Bank Al-Maghrib doit trouver une place dans le débat public national

Avis d’Expert : Larabi JAIDI, Economiste.

La gestion de la politique économique nationale sera confrontée dans les mois à venir à un débat sans précédent. Les fortes contraintes pesant sur la politique budgétaire conduiront à poser en termes nouveaux le rôle de la politique monétaire et du taux de change dans l’accompagnement de la croissance économique. Dans cet enjeu, le principe de l’indépendance de Bank Al-Maghrib sera mis à rude épreuve. L’indépendance de la banque centrale ne signifie pas l’absence de  lien avec les institutions politiques du pays. Bank Al Maghrib a des relations avec la plus haute autorité du pays, avec le gouvernement, avec le Parlement. Un rapport annuel est fait au Roi ; le ministre des finances est invité aux réunions du Conseil de la Monnaie ; les commissions des finances du Parlement peuvent à tout moment demander au gouverneur d’expliquer sa politique monétaire. Mais, malgré l’existence de ces liens, la banque centrale n’est responsable ni devant l’exécutif, ni devant le Parlement, ni devant aucune autre institution politique et cela par la volonté du législateur au Maroc. 

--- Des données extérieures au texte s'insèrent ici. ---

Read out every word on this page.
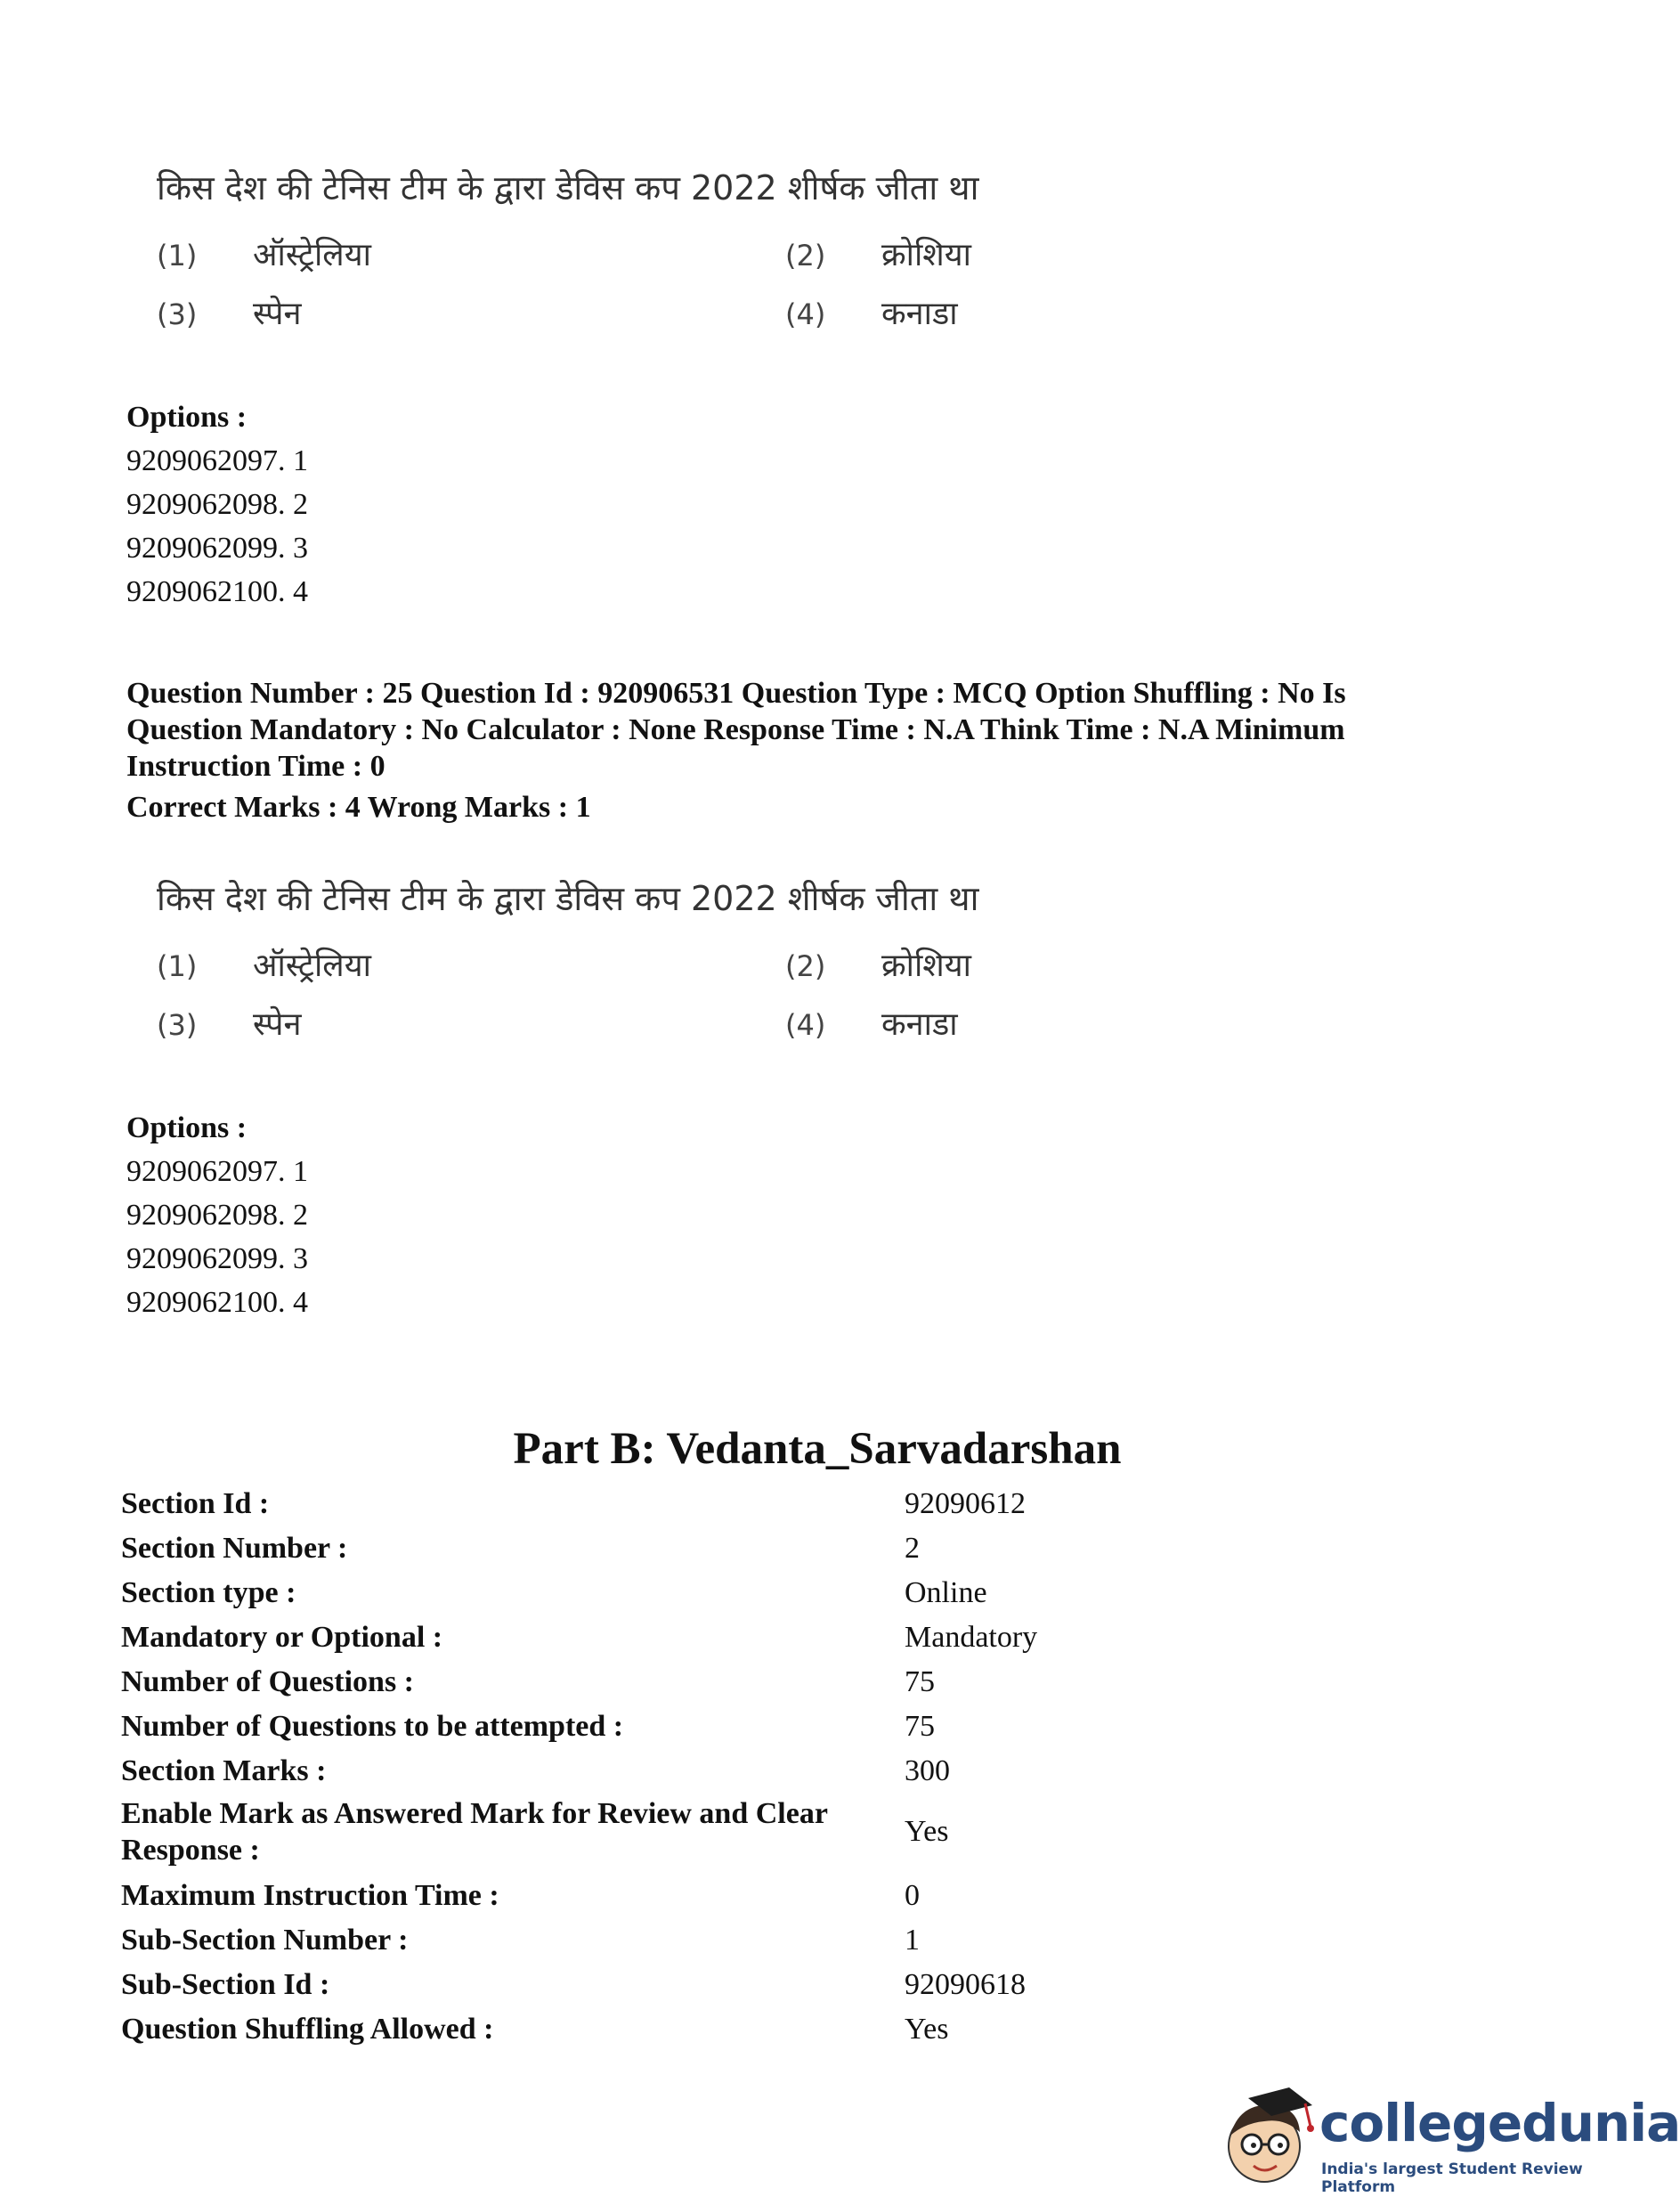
किस देश की टेनिस टीम के द्वारा डेविस कप 2022 शीर्षक जीता था
(1) ऑस्ट्रेलिया	(2) क्रोशिया
(3) स्पेन	(4) कनाडा
Options :
9209062097. 1
9209062098. 2
9209062099. 3
9209062100. 4
Question Number : 25 Question Id : 920906531 Question Type : MCQ Option Shuffling : No Is
Question Mandatory : No Calculator : None Response Time : N.A Think Time : N.A Minimum
Instruction Time : 0
Correct Marks : 4 Wrong Marks : 1
किस देश की टेनिस टीम के द्वारा डेविस कप 2022 शीर्षक जीता था
(1) ऑस्ट्रेलिया	(2) क्रोशिया
(3) स्पेन	(4) कनाडा
Options :
9209062097. 1
9209062098. 2
9209062099. 3
9209062100. 4
Part B: Vedanta_Sarvadarshan
Section Id :	92090612
Section Number :	2
Section type :	Online
Mandatory or Optional :	Mandatory
Number of Questions :	75
Number of Questions to be attempted :	75
Section Marks :	300
Enable Mark as Answered Mark for Review and Clear
Response :
Yes
Maximum Instruction Time :	0
Sub-Section Number :	1
Sub-Section Id :	92090618
Question Shuffling Allowed :	Yes
collegedunia
India's largest Student Review Platform
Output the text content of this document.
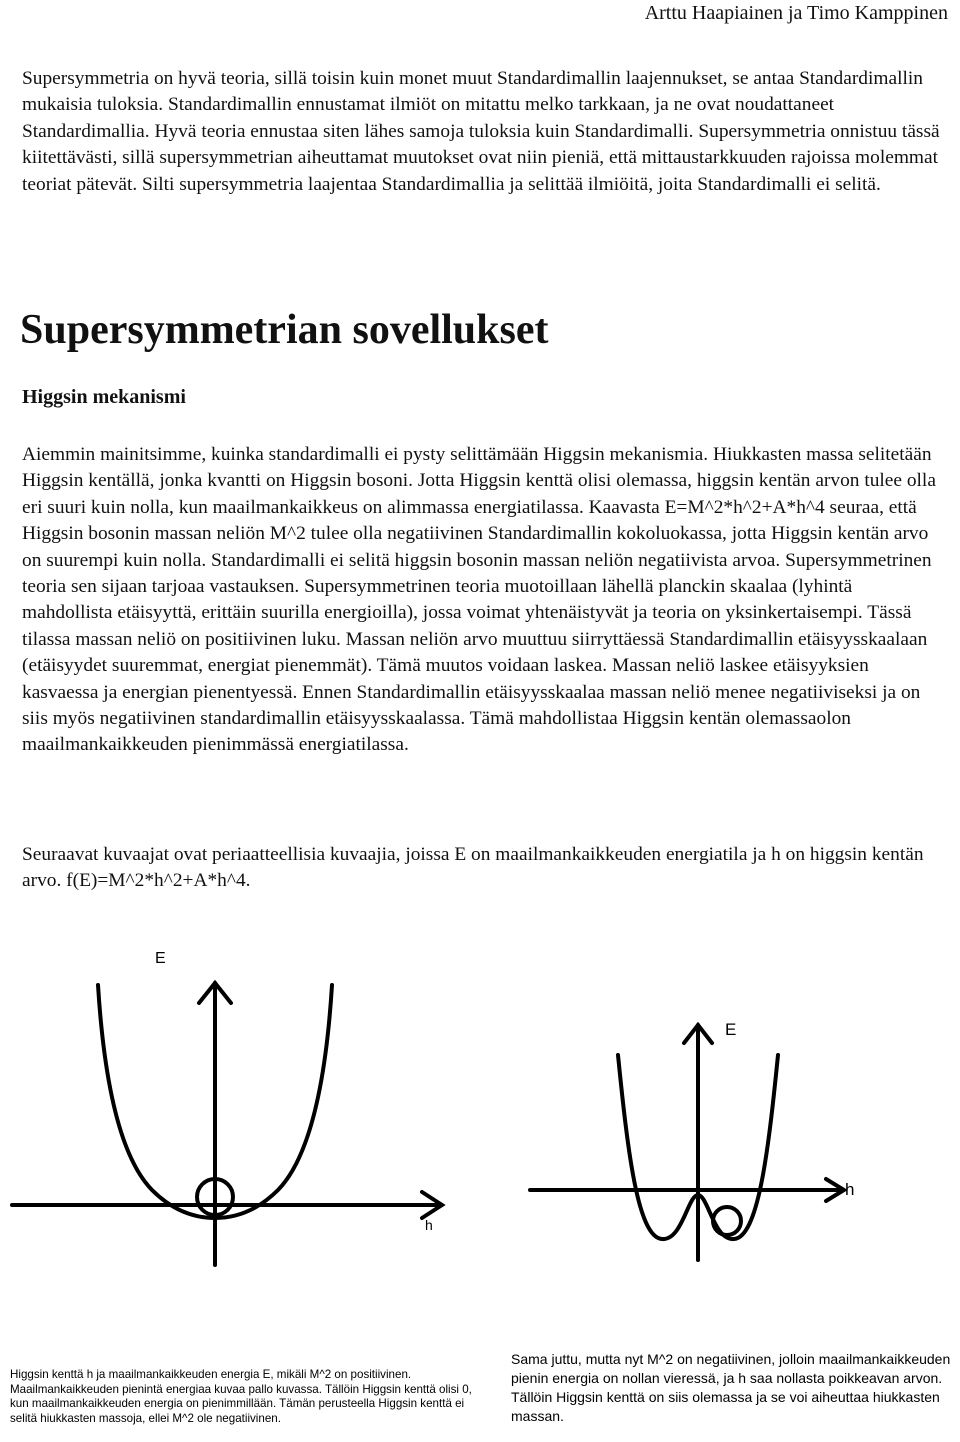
Arttu Haapiainen ja Timo Kamppinen

Supersymmetria on hyvä teoria, sillä toisin kuin monet muut Standardimallin laajennukset, se antaa Standardimallin mukaisia tuloksia. Standardimallin ennustamat ilmiöt on mitattu melko tarkkaan, ja ne ovat noudattaneet Standardimallia. Hyvä teoria ennustaa siten lähes samoja tuloksia kuin Standardimalli. Supersymmetria onnistuu tässä kiitettävästi, sillä supersymmetrian aiheuttamat muutokset ovat niin pieniä, että mittaustarkkuuden rajoissa molemmat teoriat pätevät. Silti supersymmetria laajentaa Standardimallia ja selittää ilmiöitä, joita Standardimalli ei selitä.

Supersymmetrian sovellukset
Higgsin mekanismi

Aiemmin mainitsimme, kuinka standardimalli ei pysty selittämään Higgsin mekanismia. Hiukkasten massa selitetään Higgsin kentällä, jonka kvantti on Higgsin bosoni. Jotta Higgsin kenttä olisi olemassa, higgsin kentän arvon tulee olla eri suuri kuin nolla, kun maailmankaikkeus on alimmassa energiatilassa. Kaavasta E=M^2*h^2+A*h^4 seuraa, että Higgsin bosonin massan neliön M^2 tulee olla negatiivinen Standardimallin kokoluokassa, jotta Higgsin kentän arvo on suurempi kuin nolla. Standardimalli ei selitä higgsin bosonin massan neliön negatiivista arvoa. Supersymmetrinen teoria sen sijaan tarjoaa vastauksen. Supersymmetrinen teoria muotoillaan lähellä planckin skaalaa (lyhintä mahdollista etäisyyttä, erittäin suurilla energioilla), jossa voimat yhtenäistyvät ja teoria on yksinkertaisempi. Tässä tilassa massan neliö on positiivinen luku. Massan neliön arvo muuttuu siirryttäessä Standardimallin etäisyysskaalaan (etäisyydet suuremmat, energiat pienemmät). Tämä muutos voidaan laskea. Massan neliö laskee etäisyyksien kasvaessa ja energian pienentyessä. Ennen Standardimallin etäisyysskaalaa massan neliö menee negatiiviseksi ja on siis myös negatiivinen standardimallin etäisyysskaalassa. Tämä mahdollistaa Higgsin kentän olemassaolon maailmankaikkeuden pienimmässä energiatilassa.

Seuraavat kuvaajat ovat periaatteellisia kuvaajia, joissa E on maailmankaikkeuden energiatila ja h on higgsin kentän arvo. f(E)=M^2*h^2+A*h^4.

E
h
E
h

Higgsin kenttä h ja maailmankaikkeuden energia E, mikäli M^2 on positiivinen. Maailmankaikkeuden pienintä energiaa kuvaa pallo kuvassa. Tällöin Higgsin kenttä olisi 0, kun maailmankaikkeuden energia on pienimmillään. Tämän perusteella Higgsin kenttä ei selitä hiukkasten massoja, ellei M^2 ole negatiivinen.

Sama juttu, mutta nyt M^2 on negatiivinen, jolloin maailmankaikkeuden pienin energia on nollan vieressä, ja h saa nollasta poikkeavan arvon. Tällöin Higgsin kenttä on siis olemassa ja se voi aiheuttaa hiukkasten massan.
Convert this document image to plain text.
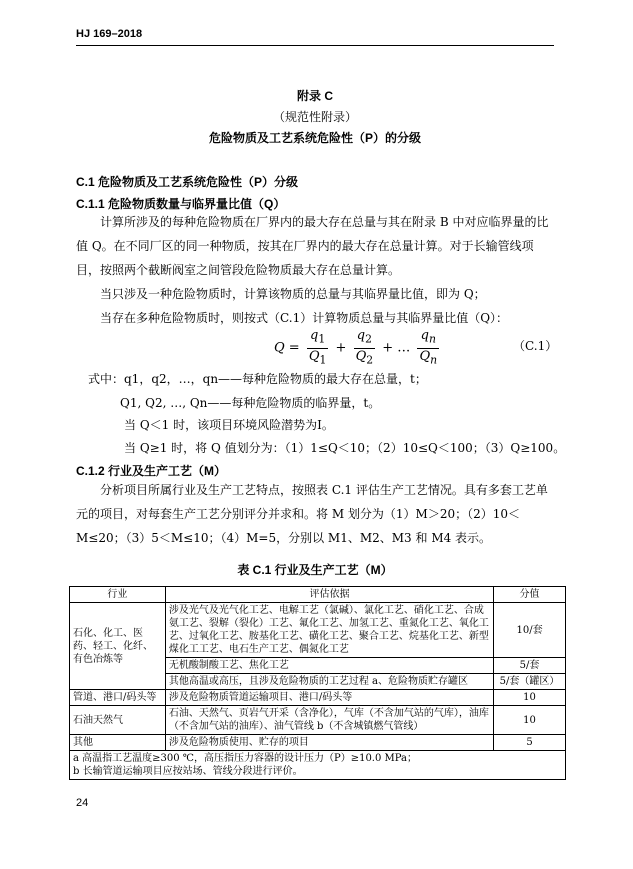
HJ 169–2018
附录 C
（规范性附录）
危险物质及工艺系统危险性（P）的分级
C.1 危险物质及工艺系统危险性（P）分级
C.1.1 危险物质数量与临界量比值（Q）
计算所涉及的每种危险物质在厂界内的最大存在总量与其在附录 B 中对应临界量的比值 Q。在不同厂区的同一种物质，按其在厂界内的最大存在总量计算。对于长输管线项目，按照两个截断阀室之间管段危险物质最大存在总量计算。
当只涉及一种危险物质时，计算该物质的总量与其临界量比值，即为 Q；
当存在多种危险物质时，则按式（C.1）计算物质总量与其临界量比值（Q）：
$Q = \frac{q_1}{Q_1} + \frac{q_2}{Q_2}$ + … $\frac{q_n}{Q_n}$	（C.1）
式中：q1，q2，…，qn——每种危险物质的最大存在总量，t；
Q1, Q2, …, Qn——每种危险物质的临界量，t。
当 Q＜1 时，该项目环境风险潜势为Ⅰ。
当 Q≥1 时，将 Q 值划分为：（1）1≤Q＜10；（2）10≤Q＜100；（3）Q≥100。
C.1.2 行业及生产工艺（M）
分析项目所属行业及生产工艺特点，按照表 C.1 评估生产工艺情况。具有多套工艺单元的项目，对每套生产工艺分别评分并求和。将 M 划分为（1）M＞20；（2）10＜M≤20；（3）5＜M≤10；（4）M=5，分别以 M1、M2、M3 和 M4 表示。
表 C.1 行业及生产工艺（M）
行业	评估依据	分值
石化、化工、医药、轻工、化纤、有色冶炼等	涉及光气及光气化工艺、电解工艺（氯碱）、氯化工艺、硝化工艺、合成氨工艺、裂解（裂化）工艺、氟化工艺、加氢工艺、重氮化工艺、氧化工艺、过氧化工艺、胺基化工艺、磺化工艺、聚合工艺、烷基化工艺、新型煤化工工艺、电石生产工艺、偶氮化工艺	10/套
	无机酸制酸工艺、焦化工艺	5/套
	其他高温或高压，且涉及危险物质的工艺过程 a、危险物质贮存罐区	5/套（罐区）
管道、港口/码头等	涉及危险物质管道运输项目、港口/码头等	10
石油天然气	石油、天然气、页岩气开采（含净化），气库（不含加气站的气库），油库（不含加气站的油库）、油气管线 b（不含城镇燃气管线）	10
其他	涉及危险物质使用、贮存的项目	5

a 高温指工艺温度≥300 ℃，高压指压力容器的设计压力（P）≥10.0 MPa；
b 长输管道运输项目应按站场、管线分段进行评价。		
24
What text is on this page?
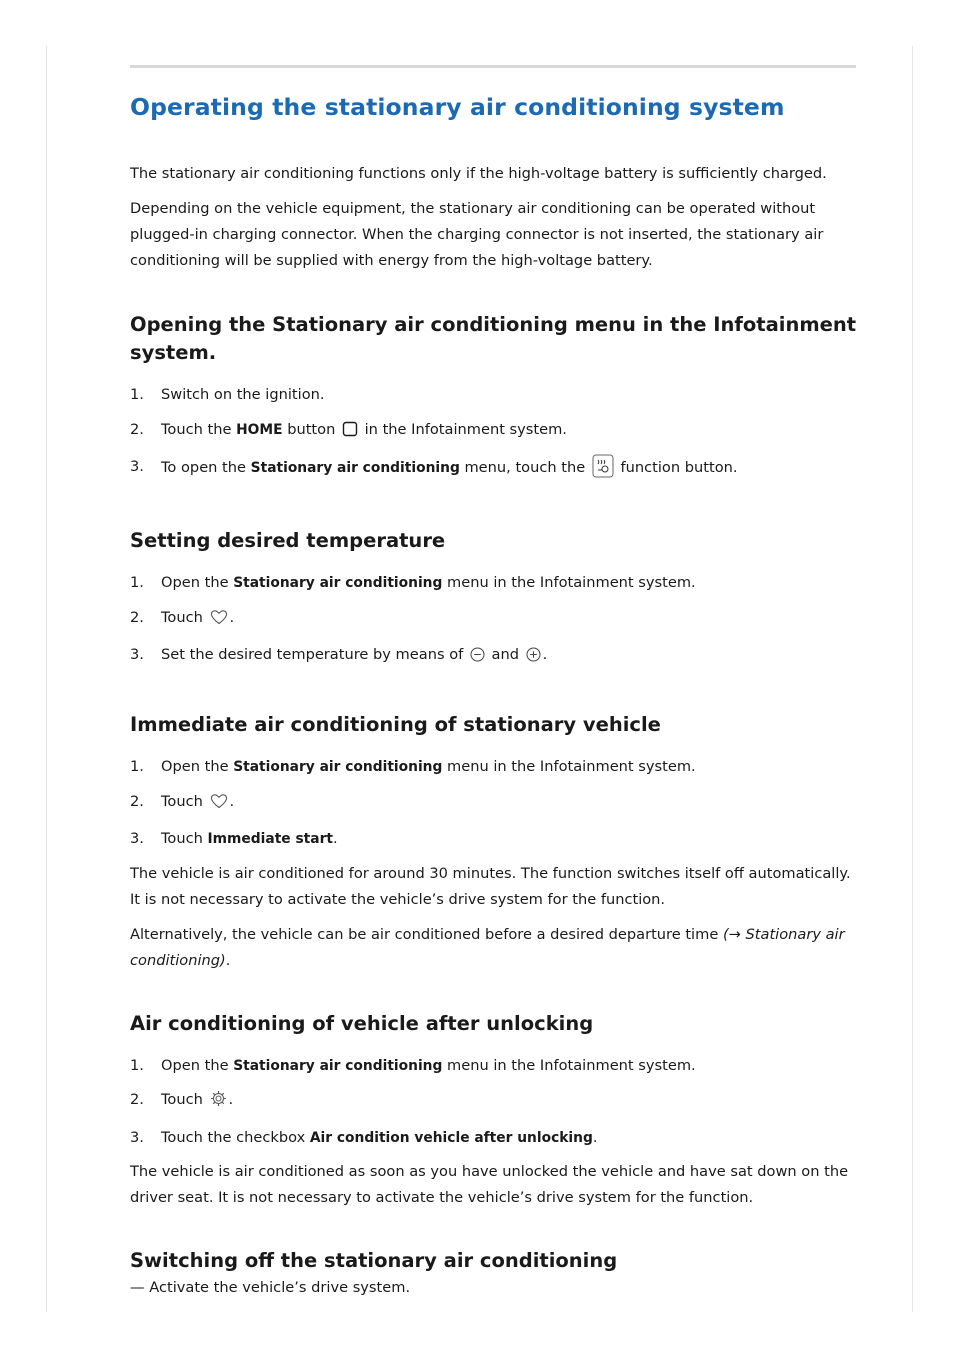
Operating the stationary air conditioning system

The stationary air conditioning functions only if the high-voltage battery is sufficiently charged.

Depending on the vehicle equipment, the stationary air conditioning can be operated without plugged-in charging connector. When the charging connector is not inserted, the stationary air conditioning will be supplied with energy from the high-voltage battery.

Opening the Stationary air conditioning menu in the Infotainment system.
1. Switch on the ignition.
2. Touch the HOME button  in the Infotainment system.
3. To open the Stationary air conditioning menu, touch the  function button.
Setting desired temperature
1. Open the Stationary air conditioning menu in the Infotainment system.
2. Touch .
3. Set the desired temperature by means of  and .
Immediate air conditioning of stationary vehicle
1. Open the Stationary air conditioning menu in the Infotainment system.
2. Touch .
3. Touch Immediate start.

The vehicle is air conditioned for around 30 minutes. The function switches itself off automatically. It is not necessary to activate the vehicle’s drive system for the function.

Alternatively, the vehicle can be air conditioned before a desired departure time (→ Stationary air conditioning).

Air conditioning of vehicle after unlocking
1. Open the Stationary air conditioning menu in the Infotainment system.
2. Touch .
3. Touch the checkbox Air condition vehicle after unlocking.

The vehicle is air conditioned as soon as you have unlocked the vehicle and have sat down on the driver seat. It is not necessary to activate the vehicle’s drive system for the function.

Switching off the stationary air conditioning

— Activate the vehicle’s drive system.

Devant qui donc, Bank Al Maghrib est-elle responsable ? Dans les démocraties occidentales, la responsabilité des banques centrales s’exerce aussi devant le Parlement et les opinions publiques. Elles doivent répondre aux exigences du code de transparence en matière de politique monétaire. Le dispositif est très complet en matière de communication à un large public : explications détaillées, en temps réel, des décisions ; publication chaque mois d’un diagnostic précis et circonstancié accompagné de conférences de presse du gouverneur ; auditions fréquentes et télévisées du gouverneur ou président devant le Parlement ; auditions devant les commissions spécialisées des chambres; explications aussi complètes que possibles données à la presse…

Indépendante, la banque centrale ne doit pas être isolée, au risque de nuire à l’efficacité même de sa mission. L’indépendance, c’est l’indifférence aux pressions d’où qu’elles viennent. Elle ne s’entend pas seulement comme l’indépendance par rapport au pouvoir politique, exécutif ou législatif. Elle doit se comprendre également comme une indépendance par rapport aux intérêts économiques et financiers particuliers ou collectifs. Elle n’exige pas le silence absolu des acteurs économiques ou politiques sur la politique monétaire. L’indépendance, c’est aussi le dialogue. Elle suppose l’aptitude à supporter la critique et à y répondre.

La responsabilité de la banque centrale exige donc, elle aussi, que ses dirigeants soient capables de dialoguer, voire de débattre, sereinement avec le gouvernement, le Parlement, les milieux économiques et les opinions publiques. Les pays qui ont la plus longue tradition d’indépendance de leur banque centrale, en premier lieu les Etats-Unis, montrent que cette tâche n’est pas insurmontable et peut même constituer un des leviers importants de la mise en œuvre de la politique monétaire.

Il est clair que la stabilité des prix et la stabilité financière sont d’une extrême importance et que l’autonomie d’une banque centrale est essentielle. Toutefois,  pour aller au delà de ces principes généraux, sur lesquels l’accord ne peut prêter à discussion, il convient de prendre en compte le caractère complexe d’une économie en développement comme la nôtre. Le fait est que la population ou l’opinion publique attend beaucoup plus des autorités dans le domaine économique que celle des nations développées. L’Etat doit à la fois promouvoir la croissance et garantir la stabilité financière. La banque centrale ne peut, de fait, travailler de manière isolée par rapport à l’Etat, tout particulièrement quand il y a un conflit entre la poursuite d’un objectif monétaire étroit et celle d’objectifs économiques plus vastes. Dans ce cas, la politique monétaire peut-elle être efficace sans synergie avec la politique budgétaire ? La stabilité des prix devrait-elle être la seule préoccupation de la politique monétaire ? Comment arbitrer entre croissance et inflation ? Des questions qui donnent matière à réflexion. Bank Al Maghrib doit trouver une place dans le débat public national. Son action de défense de la monnaie doit être comprise par les Marocains. Indépendante, la banque centrale doit exercer de nouvelles responsabilités. Il faut qu’elle s’acquitte de cette tâche, parfois délicate, mais combien nécessaire, d’explication de sa politique monétaire. Elle doit accepter le débat dans une période, il est vrai difficile pour notre économie.